The Arabs were the first, not only to cultivate coffee but also to begin its trade. By the fifteenth century, coffee was being grown in the Yemeni district of Arabia and by the sixteenth century it was known in Persia, Egypt, Syria and Turkey.
Coffee was not only drunk in homes but also in the many public coffee houses that appeared throughout the Near East that became ‘institutions’ of social life, providing entertainment and a place to listen to current affairs and the prevailing thought of the day.
By the 17th century, coffee had made its way to Europe and was becoming popular across the continent. With the coming of coffee to Venice in 1615, the local clergy condemned it. The controversy was so great that Pope Clement VIII was asked to intervene. Before making a decision however, he decided to taste the beverage for himself. He found the drink so satisfying that he gave it Papal approval.

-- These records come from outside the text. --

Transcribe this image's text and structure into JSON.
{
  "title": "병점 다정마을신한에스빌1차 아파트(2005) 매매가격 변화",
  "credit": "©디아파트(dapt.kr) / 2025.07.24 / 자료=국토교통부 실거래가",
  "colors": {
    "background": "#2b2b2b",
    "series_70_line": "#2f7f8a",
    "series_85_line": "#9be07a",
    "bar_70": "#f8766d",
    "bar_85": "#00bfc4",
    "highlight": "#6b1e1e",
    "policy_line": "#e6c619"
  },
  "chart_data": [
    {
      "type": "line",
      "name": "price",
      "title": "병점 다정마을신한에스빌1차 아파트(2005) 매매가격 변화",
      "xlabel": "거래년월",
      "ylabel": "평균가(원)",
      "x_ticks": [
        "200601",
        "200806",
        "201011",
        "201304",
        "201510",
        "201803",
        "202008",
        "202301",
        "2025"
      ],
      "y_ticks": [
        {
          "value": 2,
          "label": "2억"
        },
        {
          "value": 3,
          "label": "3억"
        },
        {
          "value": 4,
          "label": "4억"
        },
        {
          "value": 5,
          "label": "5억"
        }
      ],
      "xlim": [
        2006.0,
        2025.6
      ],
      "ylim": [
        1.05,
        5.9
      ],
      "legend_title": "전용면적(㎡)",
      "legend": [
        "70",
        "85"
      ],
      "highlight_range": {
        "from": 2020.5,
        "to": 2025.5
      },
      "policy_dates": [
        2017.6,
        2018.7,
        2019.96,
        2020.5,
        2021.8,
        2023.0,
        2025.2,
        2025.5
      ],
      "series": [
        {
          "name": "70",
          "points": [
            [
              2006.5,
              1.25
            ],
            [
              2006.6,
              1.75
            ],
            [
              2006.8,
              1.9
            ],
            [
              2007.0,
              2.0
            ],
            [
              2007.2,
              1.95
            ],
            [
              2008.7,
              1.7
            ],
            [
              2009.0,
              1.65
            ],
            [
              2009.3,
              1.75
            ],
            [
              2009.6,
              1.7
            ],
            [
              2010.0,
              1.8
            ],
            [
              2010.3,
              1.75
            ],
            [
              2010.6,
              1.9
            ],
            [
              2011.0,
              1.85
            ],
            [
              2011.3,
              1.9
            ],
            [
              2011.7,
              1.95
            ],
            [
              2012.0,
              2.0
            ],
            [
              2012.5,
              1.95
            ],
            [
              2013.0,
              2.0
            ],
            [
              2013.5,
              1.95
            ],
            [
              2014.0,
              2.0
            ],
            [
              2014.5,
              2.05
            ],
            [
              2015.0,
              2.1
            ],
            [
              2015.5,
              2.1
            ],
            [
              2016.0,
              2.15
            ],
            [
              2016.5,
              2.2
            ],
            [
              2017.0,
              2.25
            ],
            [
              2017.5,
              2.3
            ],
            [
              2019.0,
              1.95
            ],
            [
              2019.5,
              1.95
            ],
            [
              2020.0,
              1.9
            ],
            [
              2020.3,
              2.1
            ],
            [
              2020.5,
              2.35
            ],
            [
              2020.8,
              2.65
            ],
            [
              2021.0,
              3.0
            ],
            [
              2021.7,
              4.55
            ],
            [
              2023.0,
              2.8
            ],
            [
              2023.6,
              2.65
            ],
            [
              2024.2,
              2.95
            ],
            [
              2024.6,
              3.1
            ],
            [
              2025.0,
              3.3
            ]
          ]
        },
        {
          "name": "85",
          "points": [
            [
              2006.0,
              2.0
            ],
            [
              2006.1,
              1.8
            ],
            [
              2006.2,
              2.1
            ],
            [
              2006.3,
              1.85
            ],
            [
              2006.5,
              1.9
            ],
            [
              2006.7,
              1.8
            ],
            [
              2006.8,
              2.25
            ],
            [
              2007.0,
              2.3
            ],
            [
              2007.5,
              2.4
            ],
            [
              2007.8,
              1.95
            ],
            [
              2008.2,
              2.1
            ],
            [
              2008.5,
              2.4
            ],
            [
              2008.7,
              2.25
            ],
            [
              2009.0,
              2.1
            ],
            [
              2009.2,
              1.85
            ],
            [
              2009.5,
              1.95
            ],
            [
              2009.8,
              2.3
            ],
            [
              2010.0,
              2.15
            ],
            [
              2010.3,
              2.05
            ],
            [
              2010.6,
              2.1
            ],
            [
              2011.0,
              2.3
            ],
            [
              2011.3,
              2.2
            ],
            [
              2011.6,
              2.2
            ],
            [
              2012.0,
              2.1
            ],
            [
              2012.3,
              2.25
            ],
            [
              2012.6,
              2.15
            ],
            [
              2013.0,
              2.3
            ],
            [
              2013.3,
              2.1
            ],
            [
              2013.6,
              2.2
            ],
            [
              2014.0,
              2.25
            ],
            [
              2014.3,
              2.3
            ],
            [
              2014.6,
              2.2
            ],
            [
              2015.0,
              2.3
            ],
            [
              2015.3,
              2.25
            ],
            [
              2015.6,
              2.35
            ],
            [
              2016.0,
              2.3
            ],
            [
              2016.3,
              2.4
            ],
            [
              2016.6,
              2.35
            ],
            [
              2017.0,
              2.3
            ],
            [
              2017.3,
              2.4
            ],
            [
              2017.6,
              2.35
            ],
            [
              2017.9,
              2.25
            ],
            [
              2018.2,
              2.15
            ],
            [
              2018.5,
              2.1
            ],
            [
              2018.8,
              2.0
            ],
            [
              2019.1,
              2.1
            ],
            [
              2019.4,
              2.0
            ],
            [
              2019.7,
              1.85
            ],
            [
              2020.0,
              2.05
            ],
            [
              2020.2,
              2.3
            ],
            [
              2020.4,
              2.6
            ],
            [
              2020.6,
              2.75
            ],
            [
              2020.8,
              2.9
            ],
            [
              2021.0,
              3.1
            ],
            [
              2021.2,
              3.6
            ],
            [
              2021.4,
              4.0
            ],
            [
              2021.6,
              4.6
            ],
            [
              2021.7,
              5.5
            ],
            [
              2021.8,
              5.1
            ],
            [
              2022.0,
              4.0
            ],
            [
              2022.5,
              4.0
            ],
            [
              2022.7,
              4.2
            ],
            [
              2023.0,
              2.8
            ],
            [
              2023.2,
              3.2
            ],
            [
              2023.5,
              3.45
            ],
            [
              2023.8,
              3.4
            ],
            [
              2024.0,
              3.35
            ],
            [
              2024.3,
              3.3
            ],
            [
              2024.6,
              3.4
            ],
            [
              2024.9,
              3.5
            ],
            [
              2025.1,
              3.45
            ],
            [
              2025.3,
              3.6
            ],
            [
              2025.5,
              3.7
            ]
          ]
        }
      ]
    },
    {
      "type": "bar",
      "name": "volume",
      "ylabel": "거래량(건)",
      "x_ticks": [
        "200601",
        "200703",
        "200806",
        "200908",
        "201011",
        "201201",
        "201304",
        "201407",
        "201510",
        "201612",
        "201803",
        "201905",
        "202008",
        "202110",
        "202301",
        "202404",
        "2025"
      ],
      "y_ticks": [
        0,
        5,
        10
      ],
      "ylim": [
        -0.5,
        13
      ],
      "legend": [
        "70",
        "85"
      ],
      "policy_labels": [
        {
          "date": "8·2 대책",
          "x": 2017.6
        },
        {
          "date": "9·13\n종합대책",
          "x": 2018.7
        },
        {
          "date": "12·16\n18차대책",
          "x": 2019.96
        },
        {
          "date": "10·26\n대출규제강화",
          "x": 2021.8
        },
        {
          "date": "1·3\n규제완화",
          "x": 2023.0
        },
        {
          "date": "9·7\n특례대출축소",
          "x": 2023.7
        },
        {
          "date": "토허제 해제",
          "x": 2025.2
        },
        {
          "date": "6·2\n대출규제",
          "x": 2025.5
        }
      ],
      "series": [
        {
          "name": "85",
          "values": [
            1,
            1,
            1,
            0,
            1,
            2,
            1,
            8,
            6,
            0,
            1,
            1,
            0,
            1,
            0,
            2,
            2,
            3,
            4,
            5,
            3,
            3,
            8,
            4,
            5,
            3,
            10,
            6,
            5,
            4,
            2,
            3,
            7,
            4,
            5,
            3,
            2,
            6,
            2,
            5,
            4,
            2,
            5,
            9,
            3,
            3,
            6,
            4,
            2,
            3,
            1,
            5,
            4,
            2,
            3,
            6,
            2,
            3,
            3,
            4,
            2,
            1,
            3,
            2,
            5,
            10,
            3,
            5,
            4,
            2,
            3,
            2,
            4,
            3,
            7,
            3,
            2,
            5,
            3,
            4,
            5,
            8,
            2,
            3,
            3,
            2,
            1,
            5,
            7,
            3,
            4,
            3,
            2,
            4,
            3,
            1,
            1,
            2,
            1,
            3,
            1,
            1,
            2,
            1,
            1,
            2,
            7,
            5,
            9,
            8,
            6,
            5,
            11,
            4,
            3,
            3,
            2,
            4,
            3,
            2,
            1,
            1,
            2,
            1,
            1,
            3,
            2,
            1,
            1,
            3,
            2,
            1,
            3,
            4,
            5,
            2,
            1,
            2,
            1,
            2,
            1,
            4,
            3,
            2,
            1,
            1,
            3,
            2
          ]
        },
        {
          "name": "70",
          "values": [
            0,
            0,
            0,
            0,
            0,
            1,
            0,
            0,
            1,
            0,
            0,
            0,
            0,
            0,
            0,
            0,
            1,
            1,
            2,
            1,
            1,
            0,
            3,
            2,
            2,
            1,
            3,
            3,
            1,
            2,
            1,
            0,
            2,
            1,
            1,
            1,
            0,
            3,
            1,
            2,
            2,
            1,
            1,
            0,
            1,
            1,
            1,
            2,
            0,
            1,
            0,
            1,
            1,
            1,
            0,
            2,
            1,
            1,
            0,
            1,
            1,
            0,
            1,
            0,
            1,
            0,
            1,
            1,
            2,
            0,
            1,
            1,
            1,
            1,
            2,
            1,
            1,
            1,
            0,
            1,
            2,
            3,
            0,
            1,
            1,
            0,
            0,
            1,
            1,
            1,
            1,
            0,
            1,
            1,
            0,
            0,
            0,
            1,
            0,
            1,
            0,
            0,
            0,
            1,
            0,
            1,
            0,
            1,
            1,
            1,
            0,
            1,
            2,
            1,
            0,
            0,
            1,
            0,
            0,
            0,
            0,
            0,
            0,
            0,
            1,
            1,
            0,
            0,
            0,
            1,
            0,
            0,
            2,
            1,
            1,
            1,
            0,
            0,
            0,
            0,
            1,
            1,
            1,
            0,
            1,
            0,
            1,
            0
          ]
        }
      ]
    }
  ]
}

In the major cities of England, Austria, France, Germany and Holland, coffee houses were quickly becoming centres of social activity In England ‘penny universities’ sprang up, so called because for the price of a penny one could purchase a cup of coffee and engage in stimulating conversation. By the mid-17th century, there were over 300 coffee houses in London, many of which attracted patrons with common interests, such as merchants, shippers, brokers and artists.
In the mid-1600’s, coffee was brought to New Amsterdam, a location later called New York by the British.Though coffee houses rapidly began to appear, tea continued to be the favoured drink in the New World until 1773 when the revolt, known as the Boston Tea Party, would forever change the American drinking preference to coffee.
In only 100 years, coffee had established itself as a commodity crop throughout the world. Missionaries and travellers, traders and colonists continued to carry coffee seeds to new lands and coffee trees were planted worldwide. Plantations were established in magnificent tropical forests and on rugged mountain highlands. Some crops flourished, while others were short-lived. Fortunes were made and lost. And by the end of the 18th century, coffee had become one of the world’s most profitable export crops.
Today coffee is grown in a multitude of countries around the world. Whether it is Asia or Africa, Central or South America, the islands of the Caribbean or Pacific, all can trace their heritage to the trees in the ancient coffee forests on the Ethiopian plateau.